Virtual Reality Sound Design, and its close cousins Augmented and Mixed Reality present some new challenges either not present or not as important in more traditional interactive media and games. By keeping in mind how our hearing system works under the hood, and understanding 3D sound perception's key elements--- delays, filtering, expectations and interaction with our other senses--- we can create more compelling and natural sounding VR audio soundscapes. Here are nine things to keep in mind when creating sound for virtual reality experiences.
1) Broadband sounds will localize better than narrowband
The wider the frequency content in the original source, especially at high frequencies, the better the audio spatialization technologies will operate.
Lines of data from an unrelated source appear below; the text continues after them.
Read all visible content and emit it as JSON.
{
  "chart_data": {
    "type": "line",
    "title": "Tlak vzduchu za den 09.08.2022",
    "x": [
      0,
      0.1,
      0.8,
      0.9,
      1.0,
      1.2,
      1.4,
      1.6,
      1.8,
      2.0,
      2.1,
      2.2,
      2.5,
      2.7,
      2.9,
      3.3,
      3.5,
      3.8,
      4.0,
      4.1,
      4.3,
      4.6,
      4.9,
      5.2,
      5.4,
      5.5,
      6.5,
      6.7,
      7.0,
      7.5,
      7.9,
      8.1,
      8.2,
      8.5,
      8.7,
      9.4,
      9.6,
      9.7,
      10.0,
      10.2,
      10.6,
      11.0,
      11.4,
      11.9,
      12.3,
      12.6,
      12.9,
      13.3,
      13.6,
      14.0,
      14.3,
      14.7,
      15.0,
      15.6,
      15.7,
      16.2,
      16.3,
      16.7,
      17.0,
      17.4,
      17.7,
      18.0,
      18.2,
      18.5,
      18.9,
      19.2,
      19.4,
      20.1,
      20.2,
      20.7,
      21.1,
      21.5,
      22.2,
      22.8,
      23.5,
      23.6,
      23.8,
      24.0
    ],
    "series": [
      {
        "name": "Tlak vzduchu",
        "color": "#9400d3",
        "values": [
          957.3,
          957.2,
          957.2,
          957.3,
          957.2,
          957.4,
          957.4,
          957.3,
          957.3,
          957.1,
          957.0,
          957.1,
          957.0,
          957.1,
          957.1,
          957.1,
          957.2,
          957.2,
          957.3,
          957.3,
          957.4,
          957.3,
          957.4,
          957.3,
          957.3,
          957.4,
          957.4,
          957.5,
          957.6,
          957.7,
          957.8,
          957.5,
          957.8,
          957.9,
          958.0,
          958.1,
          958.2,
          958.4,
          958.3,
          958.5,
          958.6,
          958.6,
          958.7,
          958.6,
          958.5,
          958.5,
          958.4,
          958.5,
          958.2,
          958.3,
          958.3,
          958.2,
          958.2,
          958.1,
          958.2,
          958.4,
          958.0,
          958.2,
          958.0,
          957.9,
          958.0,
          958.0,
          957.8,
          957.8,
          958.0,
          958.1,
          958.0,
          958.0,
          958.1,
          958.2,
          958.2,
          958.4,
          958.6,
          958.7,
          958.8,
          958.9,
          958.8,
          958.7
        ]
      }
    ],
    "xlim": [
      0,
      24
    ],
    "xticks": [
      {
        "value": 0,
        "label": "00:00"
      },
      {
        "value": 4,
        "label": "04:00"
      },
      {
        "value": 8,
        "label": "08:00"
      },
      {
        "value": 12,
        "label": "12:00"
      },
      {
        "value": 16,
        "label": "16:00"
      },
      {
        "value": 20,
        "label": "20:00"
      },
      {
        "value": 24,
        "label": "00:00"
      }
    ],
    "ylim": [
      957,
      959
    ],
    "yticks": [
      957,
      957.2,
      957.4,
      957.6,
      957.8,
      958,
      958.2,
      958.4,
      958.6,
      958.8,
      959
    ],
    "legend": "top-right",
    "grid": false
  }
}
This is because HRTF processing, which is at the core of most spatialization algorithms, filters the sounds particularly strongly at high frequencies (above around 6-8kHz). If there is no frequency content there to filter, the HRTF filters have nothing to ‘grab onto’, and the spatialization effect will be weaker, particularly for elevation/declination and front/rear effects.
2) Be wary of going against expectations!
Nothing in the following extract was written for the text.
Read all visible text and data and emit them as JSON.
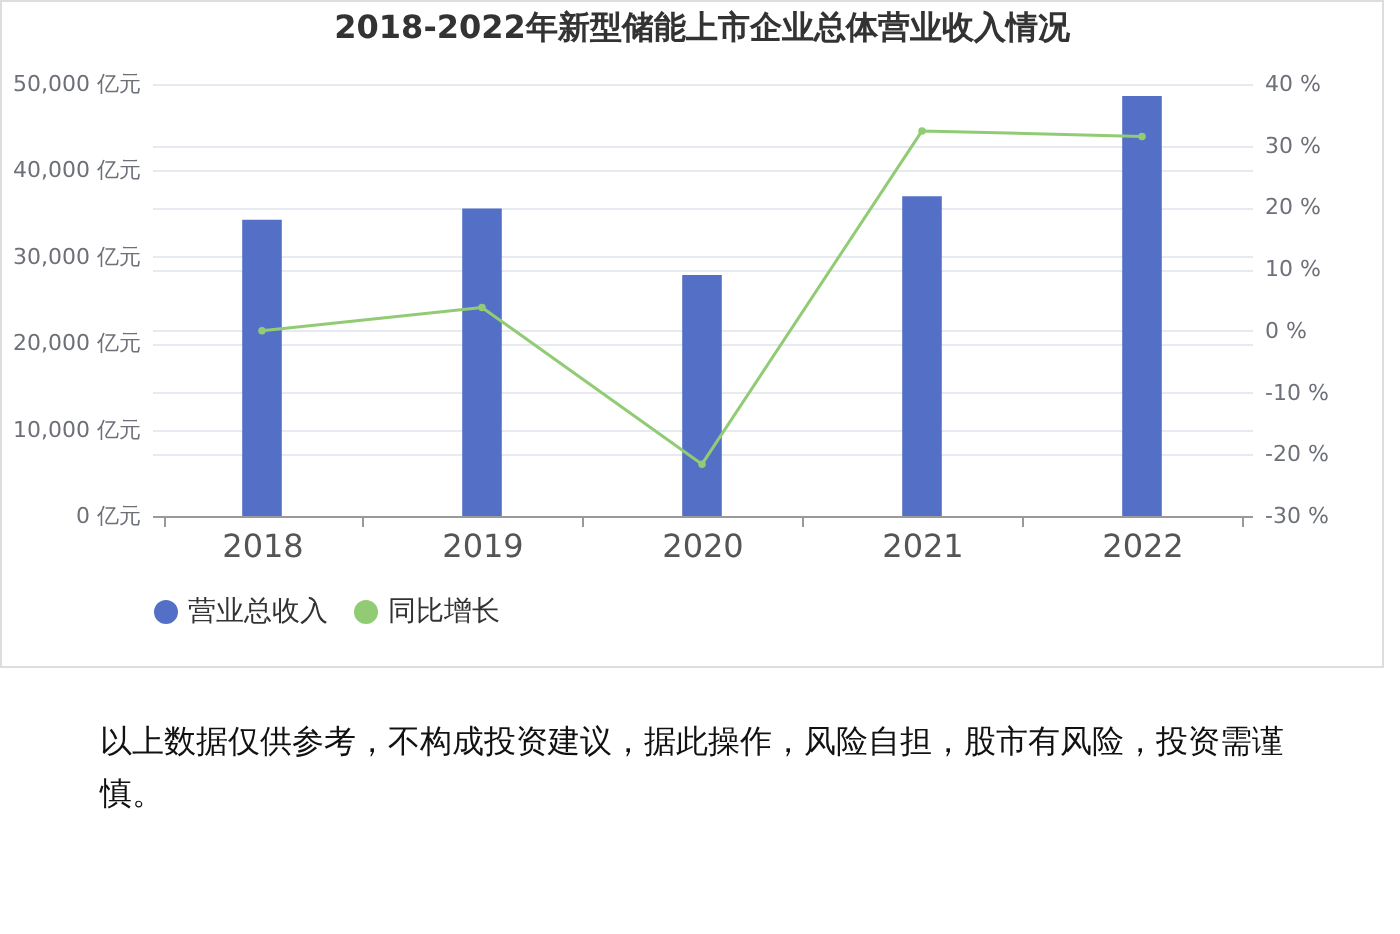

Because much of sound localization is learned, going against expectations can be dangerous. Both Microsoft and Google, for example, have independently stated that they have found it very difficult to process a “bird song” and have it robustly appear to come from below you, no matter what kind of processing they do. You can take “whitenoise.wav”, and process it to make it convincingly sound like it is coming from below. But if you take “birdsong.wav” and do the exact same signal processing, the bird will sound like it is above you. Why? Because in virtually all our human experience, bird sounds come from above you, and it is very difficult to override that preconception. In this case, expectations appear to override signal processing.
3) Don’t rely on the “spatialization processing” to do all the job of spatialization.
Current day spatialization algorithms are very powerful, and can do a good job. But there is more to 3D hearing the “the big 4” (HRTF, ILD, ITD, reverb). Have a look at this three minute video, a demonstration of audio and visual changes as objects are near and far from the listener.
Part of the reason we perceive the character's voice as being “far” is a) he is shouting and b) he is simultaneously relatively quiet. That is, a ‘far away’ voice isn’t just a near voice with a “far” distance effect applied, but is a complex interaction of the sound source itself, plus the environment it exists in and our learned expectations of the timbre of normal speech vs shouted speech and how loud we expect them to be. The nature of the sound itself is critical in determining its perceived distance. Even the best HRTF plug-in can’t do that.
4) Don’t go against visuals
This is a refinement of the above point. Our hearing works in conjunction (not in isolation from) our other senses. If you create a mismatch between the aural location of a sound source and its visual representation, you create a conflict in the brain, which it will try to resolve, more often than not in favor of the visuals.
5) Use natural, rather than synthetic sound sources
Much of our ability to properly localize sounds in 3D space around us is learned. We spend a lifetime learning what the tone of a human voice is like, what various environmental sounds sound like at various azimuths, elevations and distances. Because we localize sounds by detecting changes in frequency content, it is easier for us to recognize the position of sounds we are familiar with.
6) Use the visuals to your advantage
You can use visuals to help augment the quality of sound localization. For example, if you see a jet flying towards you, and hear and see it fly past your left shoulder behind you, that will be a more robust “rear audio image” than placing the same static jet sound behind you.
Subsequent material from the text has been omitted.